3. Nectar, pollen, and honey
Bees go out in search of nectar and pollen from flowers to take back to their hive to store as food. In the cells, bees treat the nectar with an enzyme and then fan their wings to evaporate the water, curing the mix into honey. Because the honey will ferment under certain conditions, the bees cap off the honey cells with a wax layer.

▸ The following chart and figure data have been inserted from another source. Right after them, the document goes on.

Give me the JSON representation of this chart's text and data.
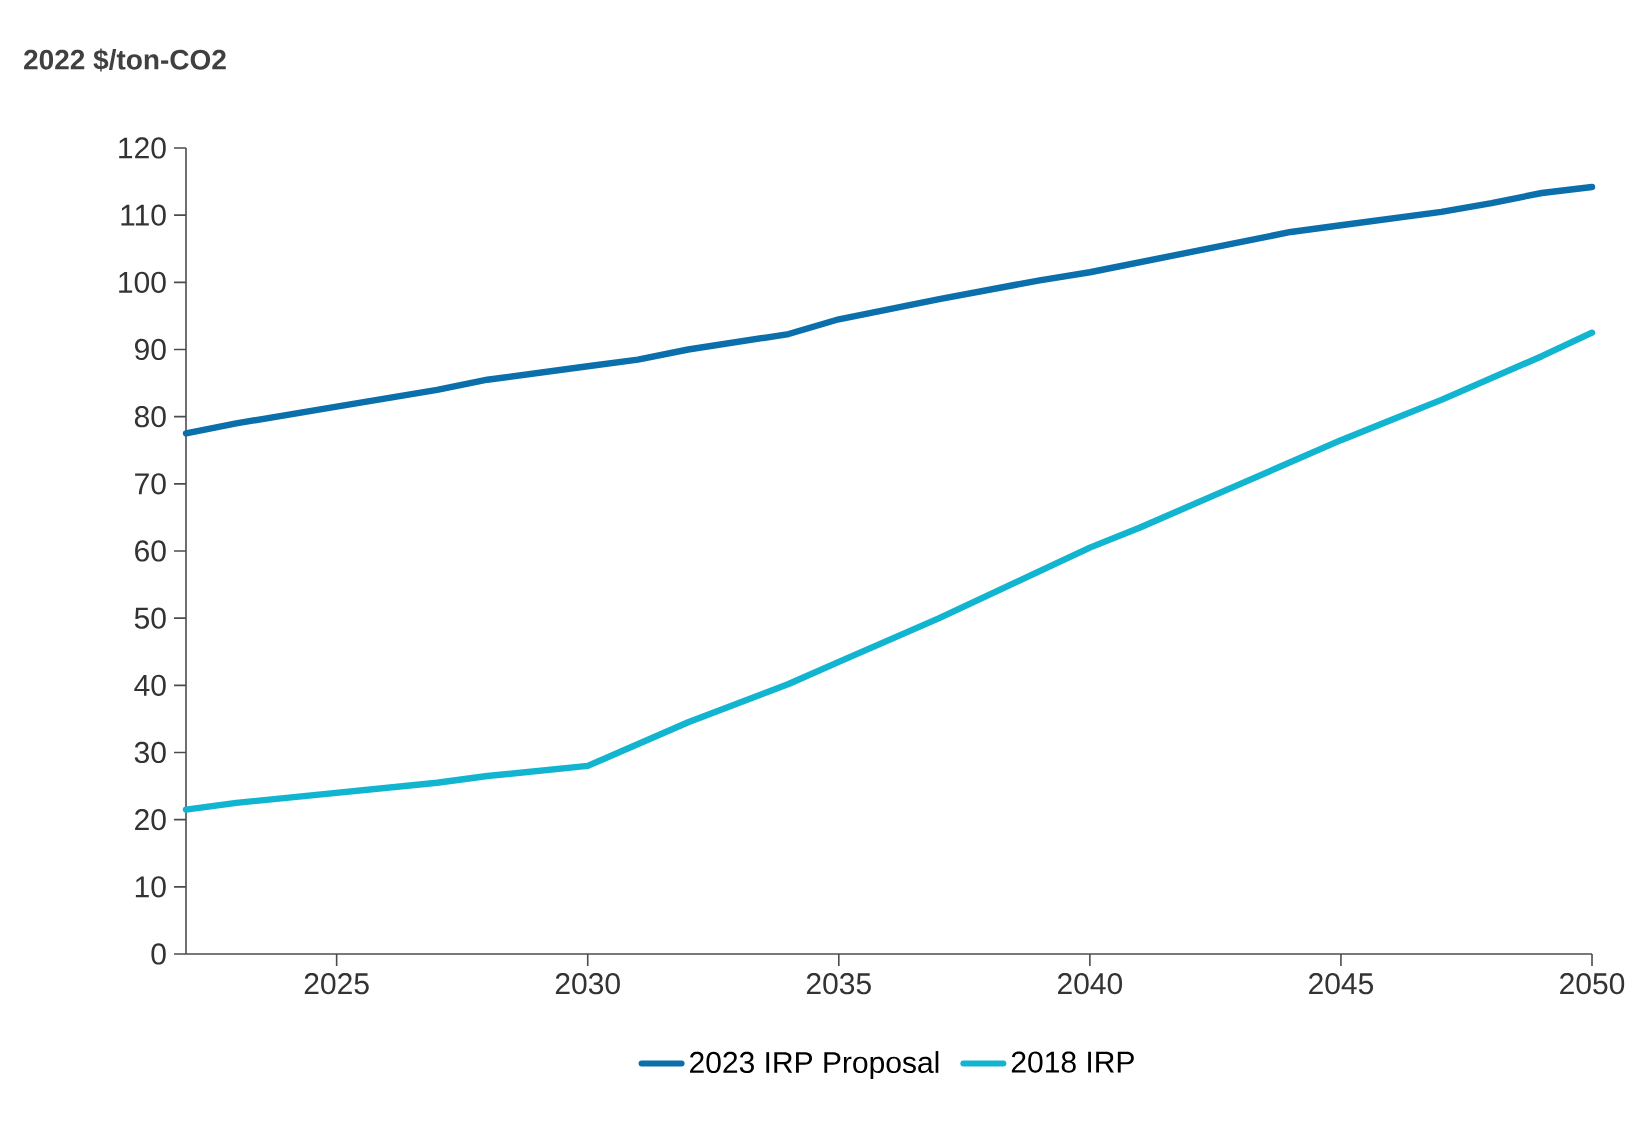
{
  "chart_data": {
    "type": "line",
    "ylabel": "2022 $/ton-CO2",
    "x": [
      2022,
      2023,
      2025,
      2027,
      2028,
      2030,
      2031,
      2032,
      2034,
      2035,
      2037,
      2039,
      2040,
      2042,
      2044,
      2045,
      2047,
      2048,
      2049,
      2050
    ],
    "series": [
      {
        "name": "2023 IRP Proposal",
        "color": "#0a6faa",
        "values": [
          77.5,
          79,
          81.5,
          84,
          85.5,
          87.5,
          88.5,
          90,
          92.3,
          94.5,
          97.5,
          100.3,
          101.5,
          104.5,
          107.5,
          108.5,
          110.5,
          111.8,
          113.3,
          114.2
        ]
      },
      {
        "name": "2018 IRP",
        "color": "#12b5cf",
        "x": [
          2022,
          2023,
          2025,
          2027,
          2028,
          2030,
          2032,
          2034,
          2035,
          2037,
          2039,
          2040,
          2041,
          2043,
          2045,
          2046,
          2047,
          2049,
          2050
        ],
        "values": [
          21.5,
          22.5,
          24,
          25.5,
          26.5,
          28,
          34.5,
          40.2,
          43.5,
          50,
          57,
          60.5,
          63.5,
          70,
          76.5,
          79.5,
          82.5,
          89,
          92.5
        ]
      }
    ],
    "xlim": [
      2022,
      2050
    ],
    "xticks": [
      2025,
      2030,
      2035,
      2040,
      2045,
      2050
    ],
    "ylim": [
      0,
      120
    ],
    "yticks": [
      0,
      10,
      20,
      30,
      40,
      50,
      60,
      70,
      80,
      90,
      100,
      110,
      120
    ],
    "grid": false,
    "legend": "bottom",
    "marker": "none",
    "line_style": "solid"
  }
}
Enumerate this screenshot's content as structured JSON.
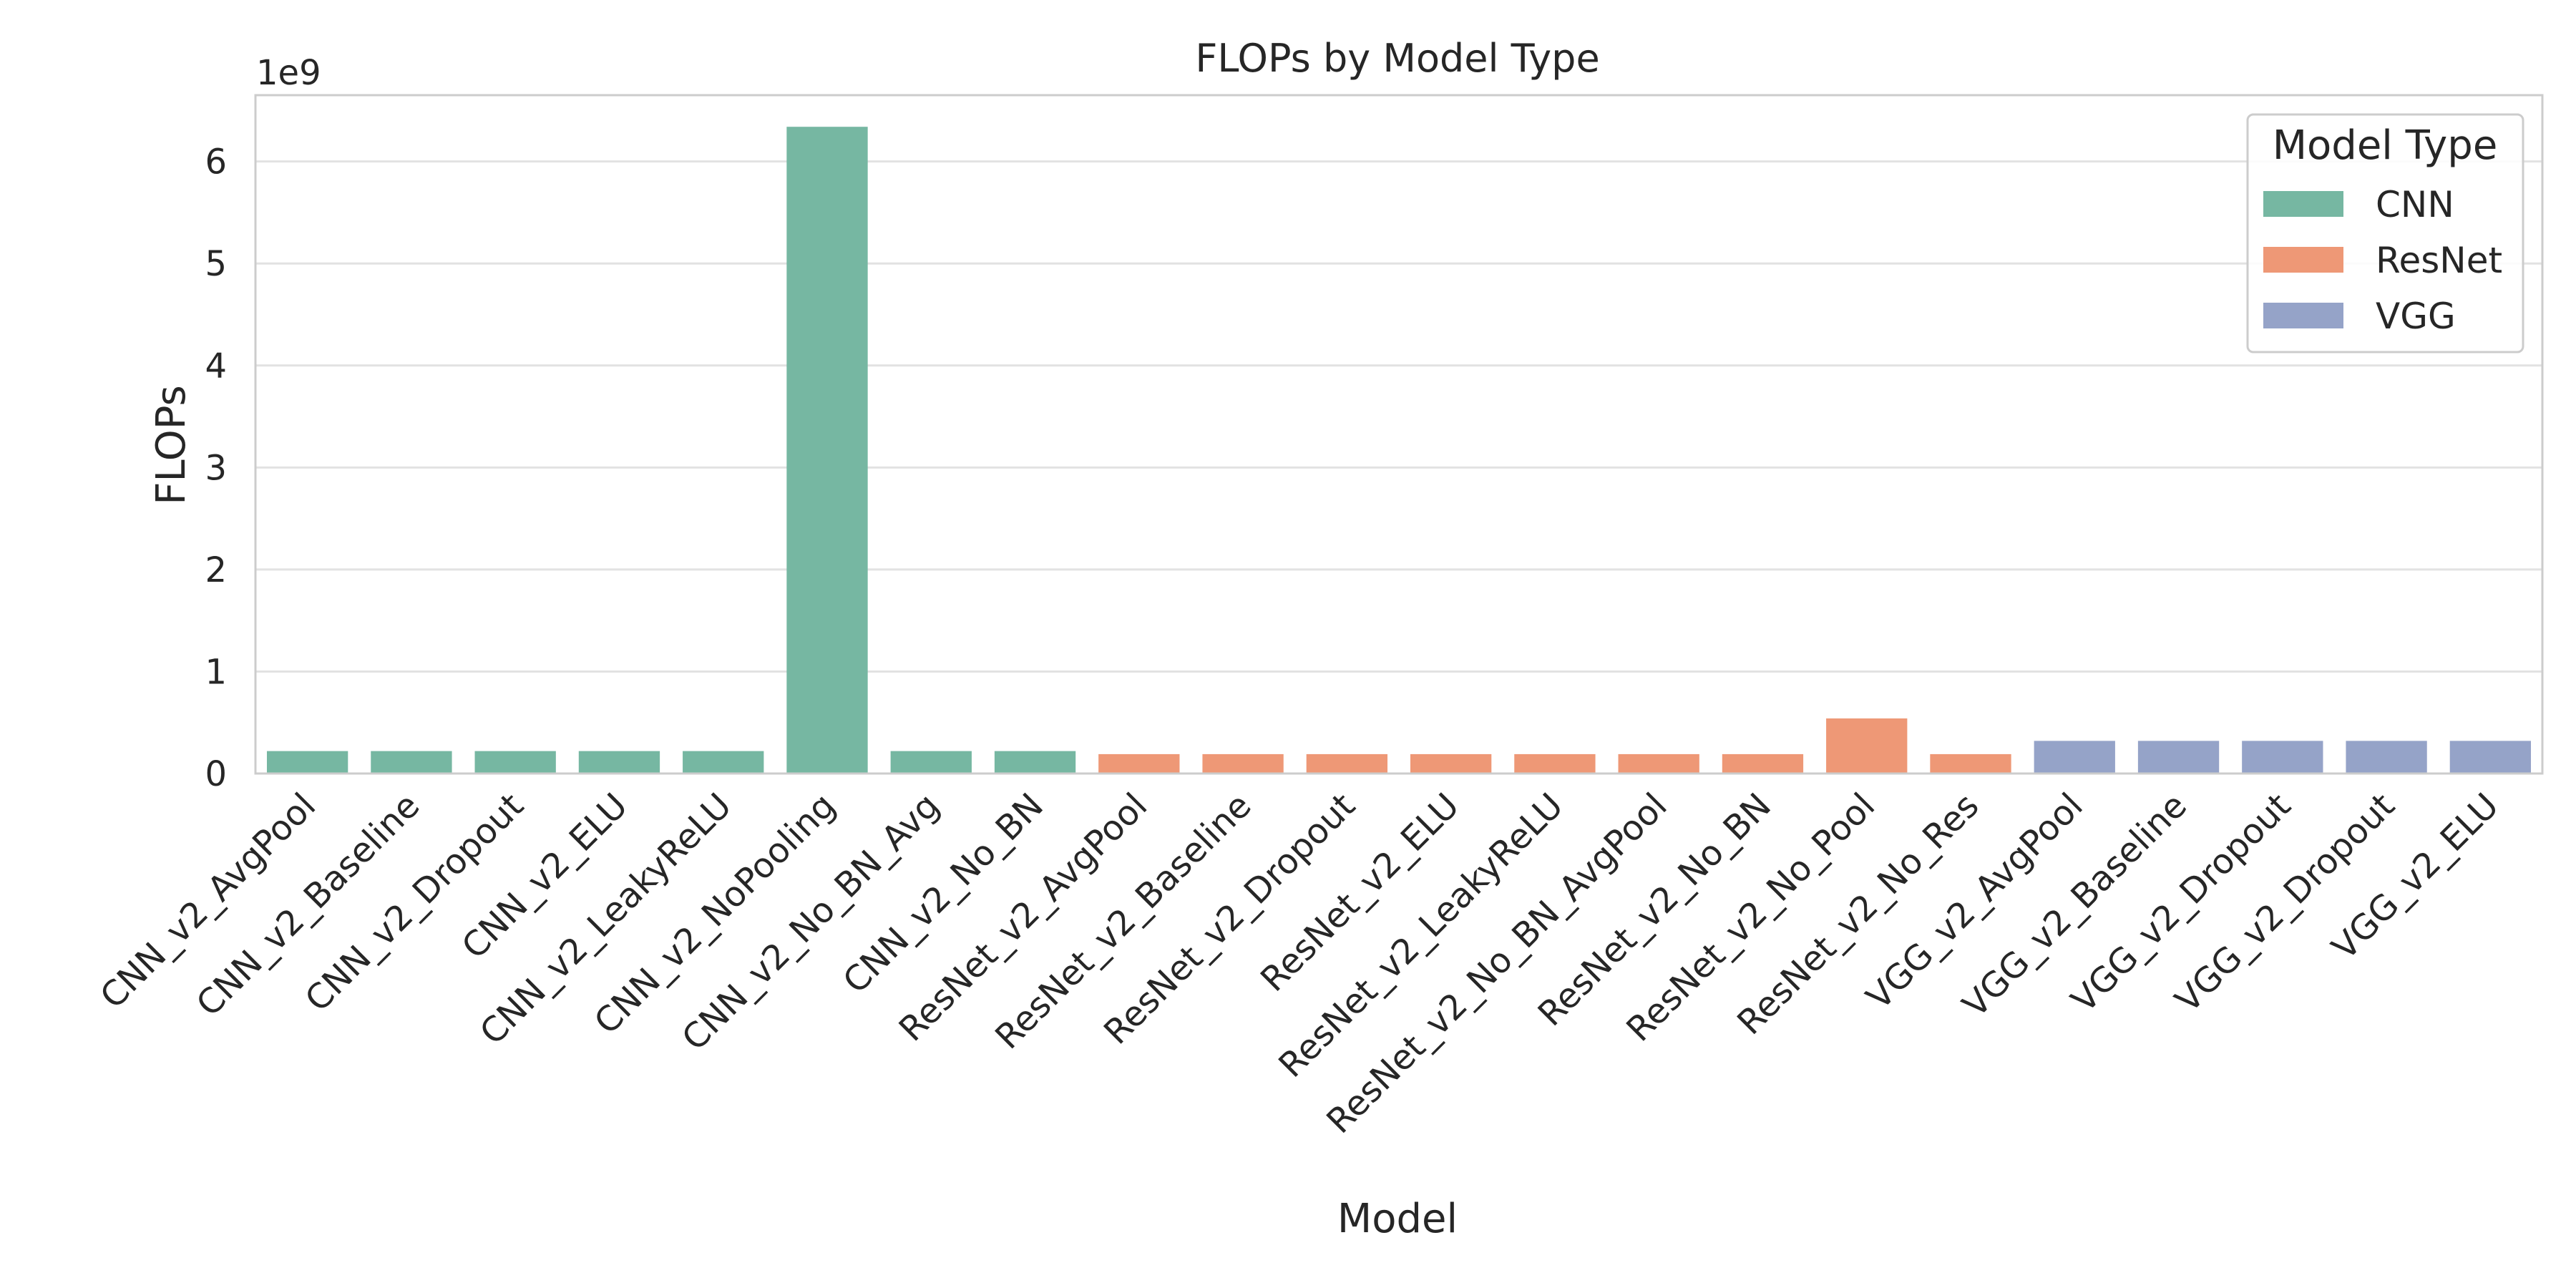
{
  "chart_data": {
    "type": "bar",
    "title": "FLOPs by Model Type",
    "xlabel": "Model",
    "ylabel": "FLOPs",
    "y_offset_label": "1e9",
    "ylim": [
      0,
      6.65
    ],
    "yticks": [
      0,
      1,
      2,
      3,
      4,
      5,
      6
    ],
    "grid": "y",
    "legend": {
      "title": "Model Type",
      "placement": "top-right"
    },
    "series": [
      {
        "name": "CNN",
        "color": "#76b7a2"
      },
      {
        "name": "ResNet",
        "color": "#ee9876"
      },
      {
        "name": "VGG",
        "color": "#95a3c8"
      }
    ],
    "categories": [
      "CNN_v2_AvgPool",
      "CNN_v2_Baseline",
      "CNN_v2_Dropout",
      "CNN_v2_ELU",
      "CNN_v2_LeakyReLU",
      "CNN_v2_NoPooling",
      "CNN_v2_No_BN_Avg",
      "CNN_v2_No_BN",
      "ResNet_v2_AvgPool",
      "ResNet_v2_Baseline",
      "ResNet_v2_Dropout",
      "ResNet_v2_ELU",
      "ResNet_v2_LeakyReLU",
      "ResNet_v2_No_BN_AvgPool",
      "ResNet_v2_No_BN",
      "ResNet_v2_No_Pool",
      "ResNet_v2_No_Res",
      "VGG_v2_AvgPool",
      "VGG_v2_Baseline",
      "VGG_v2_Dropout",
      "VGG_v2_Dropout",
      "VGG_v2_ELU"
    ],
    "values": [
      0.22,
      0.22,
      0.22,
      0.22,
      0.22,
      6.34,
      0.22,
      0.22,
      0.19,
      0.19,
      0.19,
      0.19,
      0.19,
      0.19,
      0.19,
      0.54,
      0.19,
      0.32,
      0.32,
      0.32,
      0.32,
      0.32
    ],
    "model_type": [
      "CNN",
      "CNN",
      "CNN",
      "CNN",
      "CNN",
      "CNN",
      "CNN",
      "CNN",
      "ResNet",
      "ResNet",
      "ResNet",
      "ResNet",
      "ResNet",
      "ResNet",
      "ResNet",
      "ResNet",
      "ResNet",
      "VGG",
      "VGG",
      "VGG",
      "VGG",
      "VGG"
    ]
  }
}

While out foraging, bees also collect plant sap and resin which is treated with another type of enzyme to make propolis. Bees use the propolis to seal small holes and to strengthen comb. Beyond that, propolis is used as a cleaning product for the bees due to its antibacterial properties.
Types of Bees in a Hive
1. The queen
The queen is the largest bee in the colony, with a smooth body. The queen is one important lady, as without her the colony will fail. About a week after the queen hatches, she flies out of the hive and mates with drones from other colonies for a few days, and after, saves the millions of sperm cells that she will ever need for the rest of her life. The queen will then lay up to two thousand eggs a day for the rest of her life. The fun thing about the queen is that keepers often paint a colored dot on her abdomen, and that is to denote what year she was hatched. You can go to places like the botanical gardens and see their clear beehives and hunt for the queen and see what year she began her reign.
2. The drone
The queen mainly lays fertilized eggs, which hatch into female worker bees. Sometimes, the queen lays unfertilized eggs which transform into male drone bees, and their sole purpose in life is to mate with other queens. Seriously. All they do is fly around in search of other queens. After the drone mates, however, his genitals rip out of his body and he dies. Alternately, the drones often die because they are kicked out of the hive in times of strife as the worker bees want fewer mouths to feed.
3. The worker
Finally, there is the worker bee. They literally do everything. They nurse the larvae and newborn bees, they follow the queen and groom, feed, and protect her, they remove dead bees and larvae from the hive, they clean the hive and do any maintenance that is required, they protect the hive and attack any intruders, and they forage for pollen, nectar, water, and tree sap. They fly up to sixty miles a day every day, until their wings are ripped to shreds and they die of exhaustion.
Those are the basics! I could talk for hours if you want to know more about bees and their homes, I’m always willing to talk!